Talked to @deprecated experts:

@Gábor Hojtsy (he/him) @mglaman FYI: https://www.drupal.org/project/cdn/issues/3044414#comment-13086118 — one more contrib module using `phpstan`! In the comment I linked, you can find two errors I did not fix: the first seems wrong, the second I cannot fix. Thoughts?

alexpott   [2 days ago]
The calling your own deprecated code is interesting.

alexpott   [2 days ago]
Core’s new rules are that you don’t call deprecated code from runtime code - cause that’s not deprecated :slightly_smiling_face:

alexpott   [2 days ago]
I guess that this code is handling some legacy format and so needs to be called to support the deprecation

alexpott   [2 days ago]
… of that legacy format.

alexpott   [2 days ago]
Also I :heart: seeing all the Unicode:: replacement. polyfills ftw.

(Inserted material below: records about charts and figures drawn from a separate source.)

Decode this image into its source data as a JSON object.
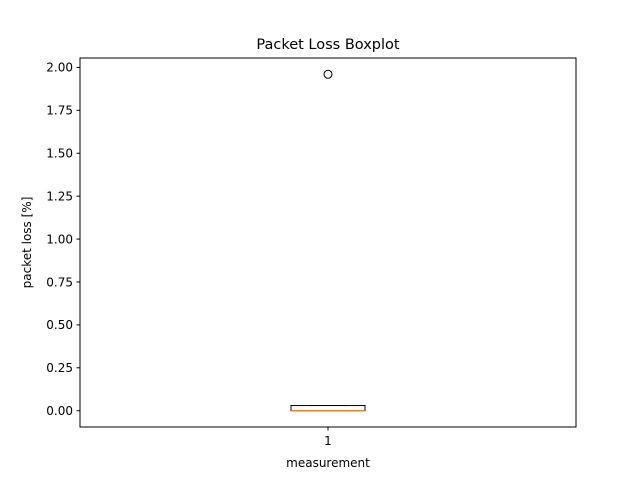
{
  "chart_data": {
    "type": "boxplot",
    "title": "Packet Loss Boxplot",
    "xlabel": "measurement",
    "ylabel": "packet loss [%]",
    "ylim": [
      -0.095,
      2.055
    ],
    "yticks": [
      0.0,
      0.25,
      0.5,
      0.75,
      1.0,
      1.25,
      1.5,
      1.75,
      2.0
    ],
    "ytick_labels": [
      "0.00",
      "0.25",
      "0.50",
      "0.75",
      "1.00",
      "1.25",
      "1.50",
      "1.75",
      "2.00"
    ],
    "categories": [
      "1"
    ],
    "boxes": [
      {
        "category": "1",
        "whisker_low": 0.0,
        "q1": 0.0,
        "median": 0.0,
        "q3": 0.03,
        "whisker_high": 0.03,
        "outliers": [
          1.96
        ]
      }
    ],
    "colors": {
      "box": "#000000",
      "median": "#ff7f0e",
      "outlier": "#000000"
    }
  }
}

wimleers (he/him)   [2 days ago]
> I guess that this code is handling some legacy format and so needs to be called to support the deprecation
Exactly!

alexpott   [2 days ago]
So in core this code would not have an @deprecated block but it would call @trigger_error if it found something to process.

wimleers (he/him)   [2 days ago]
But it _is_ a deprecated code path.

wimleers (he/him)   [2 days ago]
I’m guessing you’re saying we _would not_ annotate it?

wimleers (he/him)   [2 days ago]
(in core)

wimleers (he/him)   [2 days ago]
Because we only care about _public API deprecations_?

wimleers (he/him)   [2 days ago]
This _is_ a private API.

alexpott   [2 days ago]
Yep something along those lines.

alexpott   [2 days ago]
This is a tricky case - often we wouldn’t extract the legacy processing into its own method because then you don’t get into this situation

wimleers (he/him)   [2 days ago]
Right, that usually makes sense in core.

wimleers (he/him)   [2 days ago]
I guess I’ll just replace the `@deprecated` with a `@todo`, that achieves the same, and probably makes more sense given this is internal

wimleers (he/him)   [2 days ago]
Thanks, @alexpott! (edited)

D'oh.

#76:

Awesome! I take it you're tagging 3.3 along with this?

#77 introduced a last delay, but here we finally are: https://www.drupal.org/project/cdn/releases/8.x-3.3 😃

We missed one detail here: #3065145: Follow-up for #2870435: Deprecated apache configuration provided in README.txt.

And one more detail: #3063498: Do not validate configuration while syncing (support installing from existing config.).